Destiny is a funny thing.

And it might just have a vicious sense of humor all its own.

Iroh runs his thumb over the raised petals of the lotus tile and considers the eponymous throne of the room in which he now stands. A regent typically rules from the throne just as a true Fire Lord would, however, during the last meeting held within these walls, Ozai had cast aside centuries of tradition and sat at the table among the generals and sages of his council. It had only been a single meeting, but a long and important one during a time of change. Had his brother meant to set a new precedent? Or had Ozai only intended the aberration to last for the evening? Dozens of careful notes from his discussion with the Fire Lord this morning, but not one had been spared to address the expected seating arrangements.

Iroh flips the Pai Sho tile end-over-end as he weighs his options. It almost feels like being a general at the front again.

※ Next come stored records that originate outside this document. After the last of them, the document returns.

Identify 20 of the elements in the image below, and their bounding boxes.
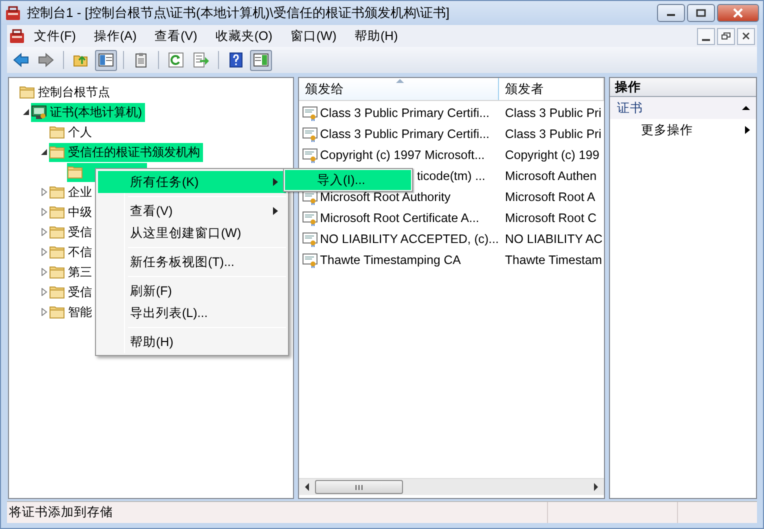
table-cell: ticode(tm) ... — [417, 168, 486, 182]
table-cell-text: Copyright (c) 199 — [504, 148, 600, 162]
window-title: 控制台1 - [控制台根节点\证书(本地计算机)\受信任的根证书颁发机构\证书] — [27, 4, 450, 22]
table-cell-text: Microsoft Authen — [504, 168, 598, 182]
table-cell: Microsoft Root Certificate A... — [320, 210, 480, 224]
table-cell: NO LIABILITY ACCEPTED, (c)... — [320, 232, 499, 246]
group-label: 证书 — [617, 100, 643, 116]
table-cell-text: Microsoft Root C — [504, 210, 598, 224]
table-cell: Microsoft Root Authority — [320, 190, 451, 204]
table-cell-text: NO LIABILITY AC — [504, 232, 604, 246]
pane-title: 操作 — [610, 78, 756, 97]
table-cell: Thawte Timestamping CA — [320, 252, 461, 266]
table-cell: Class 3 Public Primary Certifi... — [320, 106, 490, 120]
table-cell: Copyright (c) 1997 Microsoft... — [320, 148, 485, 162]
status-text: 将证书添加到存储 — [8, 504, 114, 521]
table-cell-text: Class 3 Public Pri — [504, 126, 602, 140]
table-cell-text: Microsoft Root A — [504, 190, 596, 204]
table-cell-text: Class 3 Public Pri — [504, 106, 602, 120]
table-cell-text: Thawte Timestam — [504, 252, 604, 266]
table-cell: Class 3 Public Primary Certifi... — [320, 126, 490, 140]
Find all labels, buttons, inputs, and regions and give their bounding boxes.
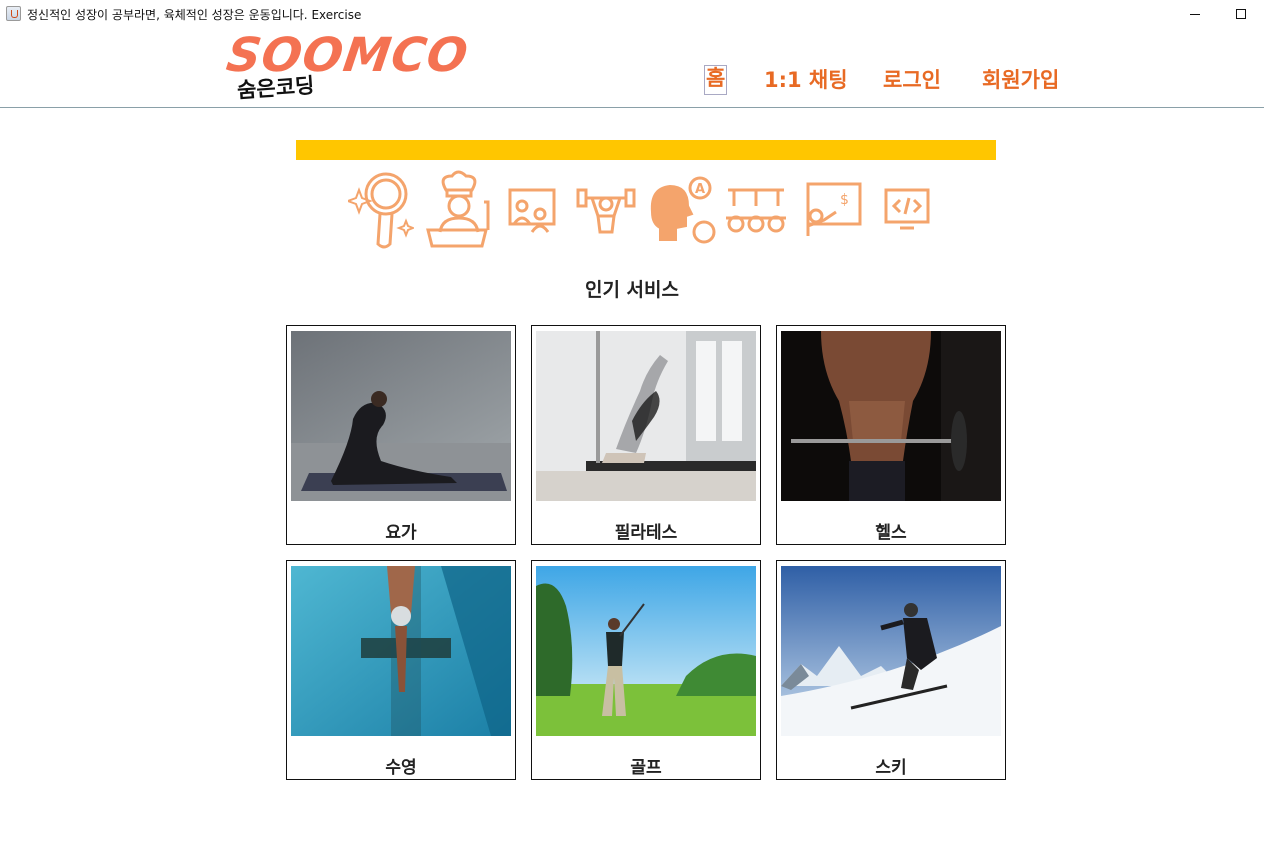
ski-photo	[781, 566, 1001, 736]
teaching-board-icon: $	[806, 182, 862, 236]
chef-cooking-icon	[426, 170, 490, 248]
nav-login[interactable]: 로그인	[883, 64, 941, 94]
category-teaching[interactable]: $	[800, 168, 864, 252]
group-meeting-icon	[726, 188, 786, 233]
nav-chat[interactable]: 1:1 채팅	[764, 64, 848, 94]
online-class-icon	[508, 188, 556, 233]
fitness-photo	[781, 331, 1001, 501]
service-label: 골프	[630, 758, 662, 778]
category-fitness[interactable]	[574, 168, 638, 252]
yoga-photo	[291, 331, 511, 501]
service-card-swimming[interactable]: 수영	[286, 560, 516, 780]
makeup-mirror-icon	[348, 172, 414, 249]
promo-banner	[296, 140, 996, 160]
maximize-button[interactable]	[1218, 0, 1264, 28]
golf-photo	[536, 566, 756, 736]
service-card-golf[interactable]: 골프	[531, 560, 761, 780]
window-titlebar: 정신적인 성장이 공부라면, 육체적인 성장은 운동입니다. Exercise	[0, 0, 1264, 28]
service-label: 요가	[385, 523, 417, 543]
maximize-icon	[1236, 9, 1246, 19]
service-card-ski[interactable]: 스키	[776, 560, 1006, 780]
svg-text:A: A	[695, 182, 705, 197]
swimming-photo	[291, 566, 511, 736]
site-header: SOOMCO 숨은코딩 홈 1:1 채팅 로그인 회원가입	[0, 28, 1264, 108]
category-coding[interactable]	[882, 168, 932, 252]
language-learning-icon: A	[650, 176, 716, 244]
category-cooking[interactable]	[422, 168, 494, 252]
java-app-icon	[6, 6, 21, 21]
coding-monitor-icon	[884, 188, 930, 230]
logo-subtitle: 숨은코딩	[236, 73, 316, 103]
category-language[interactable]: A	[646, 168, 718, 252]
service-card-pilates[interactable]: 필라테스	[531, 325, 761, 545]
fitness-weightlifting-icon	[576, 188, 636, 234]
service-label: 스키	[875, 758, 907, 778]
nav-home[interactable]: 홈	[704, 65, 728, 95]
minimize-icon	[1190, 13, 1200, 15]
minimize-button[interactable]	[1172, 0, 1218, 28]
pilates-photo	[536, 331, 756, 501]
service-card-yoga[interactable]: 요가	[286, 325, 516, 545]
service-label: 필라테스	[614, 523, 678, 543]
service-label: 수영	[385, 758, 417, 778]
popular-services-title: 인기 서비스	[584, 279, 679, 301]
service-card-fitness[interactable]: 헬스	[776, 325, 1006, 545]
category-icon-row: A $	[346, 168, 936, 252]
category-online-class[interactable]	[504, 168, 560, 252]
nav-signup[interactable]: 회원가입	[982, 64, 1059, 94]
category-group[interactable]	[724, 168, 788, 252]
site-logo[interactable]: SOOMCO 숨은코딩	[223, 28, 472, 106]
service-label: 헬스	[875, 523, 907, 543]
category-makeup[interactable]	[348, 168, 414, 252]
svg-text:$: $	[840, 192, 849, 208]
window-title: 정신적인 성장이 공부라면, 육체적인 성장은 운동입니다. Exercise	[27, 8, 362, 22]
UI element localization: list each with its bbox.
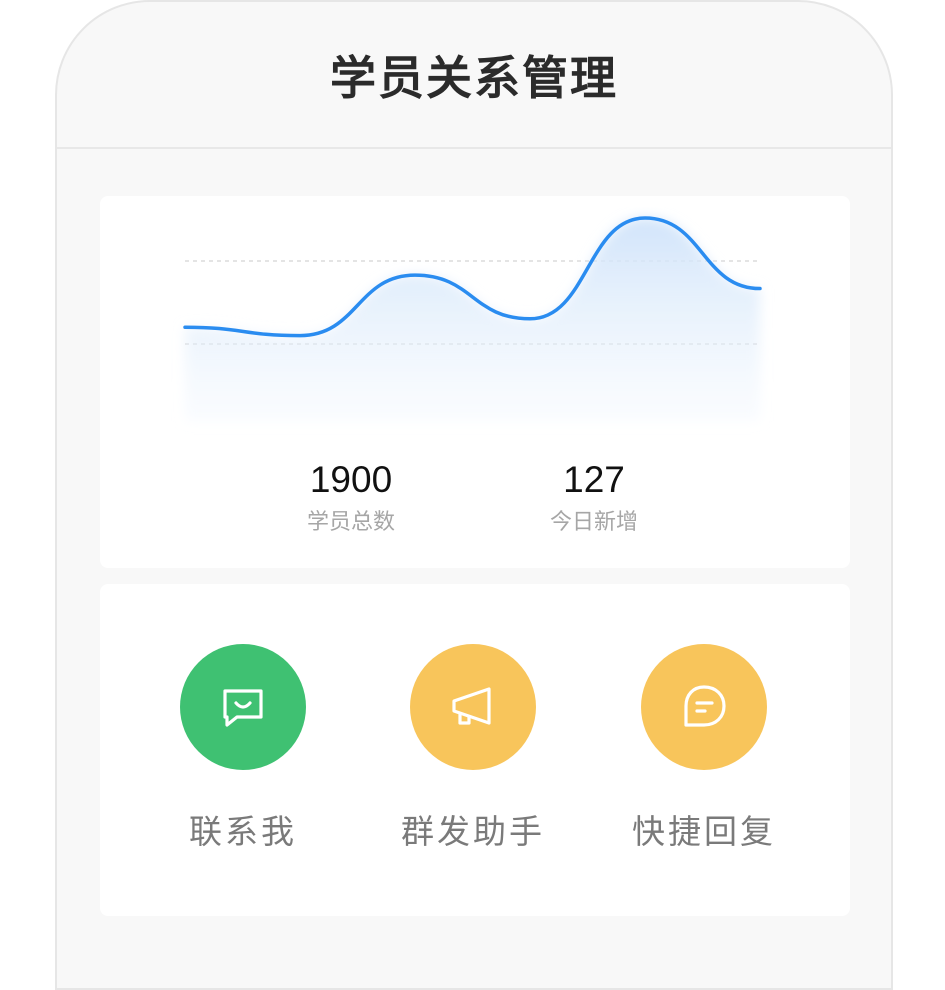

...He will not be holding an audience with any of the war council while he is acting as regent. That meeting is scheduled for later in the day, after Ozai's return. That leaves only the servants who might know there is anything to question, depending on how many of them also witnessed the last meeting. On the other hand, it would be preferable to avoid further wrong-footing or otherwise antagonizing the parties expecting an audience with the Fire Lord who will instead have to settle for speaking to a disgraced 'once-prince,' as the Sun Spirit is prone to phrasing it.

His fingers still as he reaches a decision.

While patience is a powerful weapon in the hands of the shrewd and caution is among the greatest tools of the prudent, hesitance is the folly born of a weak will.

Iroh settles into the cushions of the throne, slips the lotus tile back into its usual pocket, and hopes he has not already committed his first unwise action as regent. The curtain of flame flares upward from its bed of coals as he brings it under his control.

"I believe we are ready to begin," he addresses the waiting roomful of servants, "Let us allow our first guests to join us. Please, open the doors."